The trial court did not directly address the third issue, regarding the constitutionality of Act 41 of 2022. We conclude that the passage of Act 41 of 2022 did not violate article III, section 4, or section 6, because the amendment was germane to the original bill. Unlike Washington , the amendments to SB 477 shared a nexus with the original bill when both related to the common purpose of accuracy in county assessments. Washington , 188 A.3d at 1151-52. Therefore, we conclude that the Senate considered SB 477 three times, and that its passage did not violate article III, section 4. We also reject Appellants’ argument as to their article III, section 6 claim. The full description of the 1903 Annexation Law was included in the repeal, there were no allegations that legislators were misled, and there was no evidence of stealth legislation. See PAGE , Phantom Fireworks .
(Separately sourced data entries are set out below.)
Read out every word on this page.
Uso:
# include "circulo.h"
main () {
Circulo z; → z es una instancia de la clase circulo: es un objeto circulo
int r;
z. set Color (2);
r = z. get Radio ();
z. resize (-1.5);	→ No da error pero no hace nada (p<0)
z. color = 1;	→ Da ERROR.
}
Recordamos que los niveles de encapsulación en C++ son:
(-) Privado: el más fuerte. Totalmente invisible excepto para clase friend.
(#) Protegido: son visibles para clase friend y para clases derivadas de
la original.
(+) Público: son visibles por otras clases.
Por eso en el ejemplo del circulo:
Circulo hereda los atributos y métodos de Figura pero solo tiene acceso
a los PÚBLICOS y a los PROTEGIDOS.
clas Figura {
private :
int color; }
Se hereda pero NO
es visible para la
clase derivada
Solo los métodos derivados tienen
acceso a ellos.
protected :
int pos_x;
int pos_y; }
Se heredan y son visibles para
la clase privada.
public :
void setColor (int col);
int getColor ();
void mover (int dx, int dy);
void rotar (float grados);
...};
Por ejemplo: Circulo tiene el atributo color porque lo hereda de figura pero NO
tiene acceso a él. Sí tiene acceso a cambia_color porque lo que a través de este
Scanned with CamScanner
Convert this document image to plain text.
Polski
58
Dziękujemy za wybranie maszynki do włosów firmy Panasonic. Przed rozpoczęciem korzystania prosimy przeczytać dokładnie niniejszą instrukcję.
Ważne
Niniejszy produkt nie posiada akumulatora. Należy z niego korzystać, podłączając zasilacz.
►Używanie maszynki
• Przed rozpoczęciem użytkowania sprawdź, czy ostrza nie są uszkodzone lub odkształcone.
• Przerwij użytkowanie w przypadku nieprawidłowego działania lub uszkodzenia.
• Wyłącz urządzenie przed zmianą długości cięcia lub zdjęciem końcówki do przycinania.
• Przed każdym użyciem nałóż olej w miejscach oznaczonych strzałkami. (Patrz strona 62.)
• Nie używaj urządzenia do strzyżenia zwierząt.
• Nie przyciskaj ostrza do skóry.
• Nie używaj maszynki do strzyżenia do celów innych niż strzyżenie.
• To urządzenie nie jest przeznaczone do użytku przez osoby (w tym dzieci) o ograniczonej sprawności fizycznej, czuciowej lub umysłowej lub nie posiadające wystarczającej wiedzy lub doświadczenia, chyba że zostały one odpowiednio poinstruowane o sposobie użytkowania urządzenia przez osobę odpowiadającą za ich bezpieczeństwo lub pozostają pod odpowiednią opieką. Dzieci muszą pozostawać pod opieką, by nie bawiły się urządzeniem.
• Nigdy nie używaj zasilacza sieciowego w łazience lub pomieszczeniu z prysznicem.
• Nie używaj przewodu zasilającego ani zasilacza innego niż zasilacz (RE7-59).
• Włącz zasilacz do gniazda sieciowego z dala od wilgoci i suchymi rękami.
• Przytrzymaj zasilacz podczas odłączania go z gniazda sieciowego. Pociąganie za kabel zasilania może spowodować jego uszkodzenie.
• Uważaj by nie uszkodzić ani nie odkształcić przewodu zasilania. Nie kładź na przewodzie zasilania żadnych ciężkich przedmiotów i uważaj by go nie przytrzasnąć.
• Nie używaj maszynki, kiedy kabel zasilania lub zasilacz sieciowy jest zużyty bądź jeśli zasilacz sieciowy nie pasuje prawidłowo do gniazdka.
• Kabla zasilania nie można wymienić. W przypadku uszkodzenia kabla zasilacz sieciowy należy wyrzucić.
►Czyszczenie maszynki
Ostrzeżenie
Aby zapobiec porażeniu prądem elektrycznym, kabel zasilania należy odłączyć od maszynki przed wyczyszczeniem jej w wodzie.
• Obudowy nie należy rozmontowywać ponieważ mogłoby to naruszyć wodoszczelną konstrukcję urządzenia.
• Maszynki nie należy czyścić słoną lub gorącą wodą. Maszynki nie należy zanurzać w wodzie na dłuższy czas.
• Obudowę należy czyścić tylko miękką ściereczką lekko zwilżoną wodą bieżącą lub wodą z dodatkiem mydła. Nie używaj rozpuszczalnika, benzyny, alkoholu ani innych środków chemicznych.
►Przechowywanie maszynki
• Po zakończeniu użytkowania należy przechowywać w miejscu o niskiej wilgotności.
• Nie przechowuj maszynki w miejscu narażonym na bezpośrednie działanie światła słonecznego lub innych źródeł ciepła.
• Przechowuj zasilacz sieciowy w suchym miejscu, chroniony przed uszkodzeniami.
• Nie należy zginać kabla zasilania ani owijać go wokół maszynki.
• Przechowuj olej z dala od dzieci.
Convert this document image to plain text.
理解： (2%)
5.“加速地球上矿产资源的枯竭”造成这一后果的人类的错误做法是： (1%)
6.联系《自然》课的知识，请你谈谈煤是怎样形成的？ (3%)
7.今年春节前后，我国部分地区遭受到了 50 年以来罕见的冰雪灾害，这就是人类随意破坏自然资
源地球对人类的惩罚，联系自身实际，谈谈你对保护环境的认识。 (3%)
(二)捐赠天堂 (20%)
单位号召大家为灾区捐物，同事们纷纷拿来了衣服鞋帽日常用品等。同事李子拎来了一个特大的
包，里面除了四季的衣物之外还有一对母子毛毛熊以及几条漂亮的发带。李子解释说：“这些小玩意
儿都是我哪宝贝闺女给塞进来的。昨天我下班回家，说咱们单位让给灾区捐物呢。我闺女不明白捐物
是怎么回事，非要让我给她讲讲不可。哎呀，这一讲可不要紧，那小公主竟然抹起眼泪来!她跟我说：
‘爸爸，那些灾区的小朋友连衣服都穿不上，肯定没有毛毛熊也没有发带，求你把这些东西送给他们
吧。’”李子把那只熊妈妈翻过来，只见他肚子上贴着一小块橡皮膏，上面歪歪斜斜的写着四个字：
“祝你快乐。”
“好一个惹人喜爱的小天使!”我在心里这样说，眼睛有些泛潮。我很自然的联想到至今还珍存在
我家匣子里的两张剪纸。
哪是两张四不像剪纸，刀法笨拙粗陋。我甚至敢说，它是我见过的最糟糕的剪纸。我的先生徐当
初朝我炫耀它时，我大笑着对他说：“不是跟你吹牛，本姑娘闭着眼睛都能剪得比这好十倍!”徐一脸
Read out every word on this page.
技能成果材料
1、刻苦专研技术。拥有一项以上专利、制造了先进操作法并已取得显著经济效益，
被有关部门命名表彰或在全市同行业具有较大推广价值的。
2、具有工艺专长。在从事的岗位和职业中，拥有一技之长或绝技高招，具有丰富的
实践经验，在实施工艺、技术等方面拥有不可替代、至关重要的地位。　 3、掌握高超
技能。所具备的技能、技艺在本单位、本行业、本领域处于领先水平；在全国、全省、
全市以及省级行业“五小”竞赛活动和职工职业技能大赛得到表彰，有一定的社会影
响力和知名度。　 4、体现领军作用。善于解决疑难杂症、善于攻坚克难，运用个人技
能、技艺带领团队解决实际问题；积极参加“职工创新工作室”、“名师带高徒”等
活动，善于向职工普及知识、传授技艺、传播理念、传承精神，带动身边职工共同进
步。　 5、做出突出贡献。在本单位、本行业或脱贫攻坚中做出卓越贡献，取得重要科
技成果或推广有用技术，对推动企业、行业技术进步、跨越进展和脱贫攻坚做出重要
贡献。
Because we hold that Act 41 of 2022 was enacted in conformity with article III and is not unconstitutional, any doubt as to the status of the 1903 Annexation Law has been removed. The specific repeal of the 1903 Annexation Law within Act 41 of 2022 became effective before Appellants filed their Annexation Petition. As such, Appellants may not utilize the procedures outlined in the 1903 Annexation Law, and they are required to utilize the initiative and referendum procedure in article IX, sections 8 and 14, unless legislation is enacted that offers another procedure for consolidations or mergers with Philadelphia and Pittsburgh. Finally, because we conclude that the 1903 Annexation Law is invalid, we need not reach Objectors’ argument that the 1903 Annexation Law is unconstitutional under the free elections clause in article I, section 5 of the Pennsylvania Constitution, Pa. Const. art. I, § 5.
Accordingly, and for the foregoing reasons, we affirm the trial court's order.
Judge McCullough did not participate in the decision of this case.
ORDER
AND NOW, this 13th day of July, 2023, the order of the Allegheny County Court of Common Pleas dated October 28, 2022, is AFFIRMED.